Kot samotny, kot zły?


Sporo problemów może wyniknąć z kotami niekastrowanymi. Kot ma swoje potrzeby seksualne, chce więc najszybciej jak to się da wydostać się z domu by znaleźć partnerkę. Zamknięty w domu kot naładowany hormonami może być bardzo niegrzeczny i złośliwy, atakować meble, firanki, zaczepiać i drapać domowników, sygnalizując, że chce na zewnątrz. Kot ma swoją tendencję do wałęsania się po okolicy, niekoniecznie sam, ale często w towarzystwie innych kotów puszczonych samopas, może więc się zarazić pchłami lub chorobami, w tym śmiertelnymi, stąd uwaga na marginesie – by szczepić koty przed takowymi.

Kot posiada złożone mechanizmy obronne wpisane w tak zwany instynkt samozachowawczy. Kot śpi dość płytko, jednak jeśli jest zmęczony zasypia. Wówczas zdarza się że jest nagle dotykany przez domownika. Potrafi się wówczas bardzo przestraszyć, a i zareagować obronnie. Koty również źle znoszą dudnienia i inne odgłosy, takie jak dźwięk odkurzacza lub mecz piłkarski.

Ciekawostkę stanowią koty syjamski i burmańskie, które potrzebują ściślejszego kontaktu z właścicielem.

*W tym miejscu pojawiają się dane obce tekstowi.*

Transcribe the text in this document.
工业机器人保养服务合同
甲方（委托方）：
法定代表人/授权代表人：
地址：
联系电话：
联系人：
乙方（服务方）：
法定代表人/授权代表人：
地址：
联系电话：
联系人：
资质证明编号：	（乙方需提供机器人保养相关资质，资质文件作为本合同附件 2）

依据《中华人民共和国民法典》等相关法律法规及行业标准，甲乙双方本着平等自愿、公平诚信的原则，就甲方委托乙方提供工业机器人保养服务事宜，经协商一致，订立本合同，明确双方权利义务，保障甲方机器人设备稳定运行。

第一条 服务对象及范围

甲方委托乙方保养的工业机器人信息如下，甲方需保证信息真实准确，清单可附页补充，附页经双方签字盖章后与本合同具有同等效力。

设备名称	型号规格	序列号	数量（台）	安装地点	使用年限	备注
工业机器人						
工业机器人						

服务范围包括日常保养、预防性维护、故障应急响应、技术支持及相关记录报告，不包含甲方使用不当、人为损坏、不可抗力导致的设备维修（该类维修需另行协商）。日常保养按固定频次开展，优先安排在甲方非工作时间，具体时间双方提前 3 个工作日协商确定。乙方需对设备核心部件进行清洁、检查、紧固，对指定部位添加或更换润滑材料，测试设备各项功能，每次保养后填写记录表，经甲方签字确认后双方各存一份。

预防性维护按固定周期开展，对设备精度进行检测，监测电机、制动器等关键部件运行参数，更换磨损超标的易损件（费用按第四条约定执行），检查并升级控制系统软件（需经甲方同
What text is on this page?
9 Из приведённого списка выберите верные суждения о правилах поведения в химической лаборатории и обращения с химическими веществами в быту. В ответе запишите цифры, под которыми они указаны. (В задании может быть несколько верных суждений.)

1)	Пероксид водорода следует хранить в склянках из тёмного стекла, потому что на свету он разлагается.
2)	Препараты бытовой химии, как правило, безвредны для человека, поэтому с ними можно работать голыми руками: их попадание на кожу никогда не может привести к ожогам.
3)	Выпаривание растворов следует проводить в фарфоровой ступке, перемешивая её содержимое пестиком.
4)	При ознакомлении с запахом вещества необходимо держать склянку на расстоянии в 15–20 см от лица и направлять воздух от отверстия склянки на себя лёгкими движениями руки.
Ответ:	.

Jeśli takowego nie ma, potrafią specjalnie wypróżniać się w nieodpowiednich do tego miejscach, atakować meble, lub, no właśnie – samookaleczać się. U kotów tych samotność wywołuje pewien rodzaj niepokoju, z którym kot sobie nie radzi. Dobrze jest wówczas zabierać kota ze sobą, lub zatrudnić kogoś do opieki. Można też umieszczać kota w hotelu dla zwierząt, gdzie będzie miał towarzystwo.